Credit: Corbis

Advances in DNA-sequencing technologies have supplemented SNP microarrays to facilitate the genotyping of individuals and thus to provide a wealth of information on human variation. However, phasing the haplotypes (alleles that are co-located on the same chromosome) from these data usually requires laborious follow-up sequencing or indirect statistical methods. A new method can now efficiently and accurately achieve human genome sequencing and haplotyping from as few as 10–20 cells.

Peters et al. developed long-fragment read (LFR) sequencing. Briefly, this method involves diluting large fragments (10–1,000kb) of picogram-quantity genomic DNA into 384-well plates, such that each well contains 10–20% of a haploid genome. Crucially, this means that for the genomic loci in each well, only one parental allele is typically present. Next, libraries for high-throughput sequencing are prepared by in-well enzymatic steps, including the ligation of well-identifying barcode sequences. These libraries are then pooled and sequenced. During data analysis, the barcode sequences allow bioinformatic deconvolution of the data from each well and thus the phasing of haplotypes based on the single allele present. Because each allele is represented in overlapping fragments in ~40 different wells, haplotypes can be phased genome-wide.
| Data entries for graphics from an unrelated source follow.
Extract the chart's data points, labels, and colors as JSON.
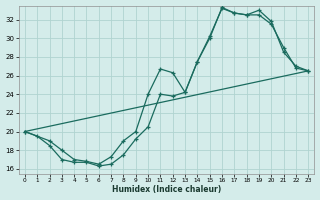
{
  "xlabel": "Humidex (Indice chaleur)",
  "bg_color": "#d4ecea",
  "grid_color": "#b0d4d0",
  "line_color": "#1a6b5e",
  "xlim": [
    -0.5,
    23.5
  ],
  "ylim": [
    15.5,
    33.5
  ],
  "xticks": [
    0,
    1,
    2,
    3,
    4,
    5,
    6,
    7,
    8,
    9,
    10,
    11,
    12,
    13,
    14,
    15,
    16,
    17,
    18,
    19,
    20,
    21,
    22,
    23
  ],
  "yticks": [
    16,
    18,
    20,
    22,
    24,
    26,
    28,
    30,
    32
  ],
  "line1_x": [
    0,
    1,
    2,
    3,
    4,
    5,
    6,
    7,
    8,
    9,
    10,
    11,
    12,
    13,
    14,
    15,
    16,
    17,
    18,
    19,
    20,
    21,
    22,
    23
  ],
  "line1_y": [
    20,
    19.5,
    18.5,
    17.0,
    16.7,
    16.7,
    16.3,
    16.5,
    17.5,
    19.2,
    20.5,
    24.0,
    23.8,
    24.2,
    27.5,
    30.2,
    33.2,
    32.7,
    32.5,
    33.0,
    31.8,
    28.5,
    27.0,
    26.5
  ],
  "line2_x": [
    0,
    2,
    3,
    4,
    5,
    6,
    7,
    8,
    9,
    10,
    11,
    12,
    13,
    14,
    15,
    16,
    17,
    18,
    19,
    20,
    21,
    22,
    23
  ],
  "line2_y": [
    20,
    19.0,
    18.0,
    17.0,
    16.8,
    16.5,
    17.3,
    19.0,
    20.0,
    24.0,
    26.7,
    26.3,
    24.2,
    27.5,
    30.0,
    33.3,
    32.7,
    32.5,
    32.5,
    31.5,
    29.0,
    26.8,
    26.5
  ],
  "line3_x": [
    0,
    23
  ],
  "line3_y": [
    20,
    26.5
  ]
}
To test the accuracy of the method, the authors used LFR sequencing on the genomes of seven humans for which haplotype information is known from previous studies, such as the HapMap project. They achieved a ~92% phasing rate, which was comparable to other methods. This was increased to 97% by increasing the numbers of replicates or the initial quantity of DNA.

As only a small quantity of genomic DNA is required (that is, DNA from ~10–20 cells), LFR sequencing is likely to be applicable to a wide range of sample types. Although the authors noticed a high rate of errors in the raw sequence reads owing to the multiple rounds of DNA amplification that are required to generate sufficient quantities for sequencing, these were largely eliminated at the data-analysis stage because maternal and paternal alleles had been sequenced separately and multiple times, resulting in one false positive per 10Mb.

As examples of the biological applications of this haplotype information, the authors assigned the parental origins of various de novo mutations, which cannot be inferred by statistical methods based on population history. Additionally, the impact of multiple variants in the coding region and/or cis-regulatory elements of a gene will depend on whether they are co-located. The authors found that each individual in the analysis had ~40 genes with predicted inactivating mutations in both alleles, adding to our growing appreciation of the pervasiveness of homozygously inactivated genes in human populations.

The accuracy, cost-effectiveness and biological insights make this an attractive approach for genomic research and potential clinical applications.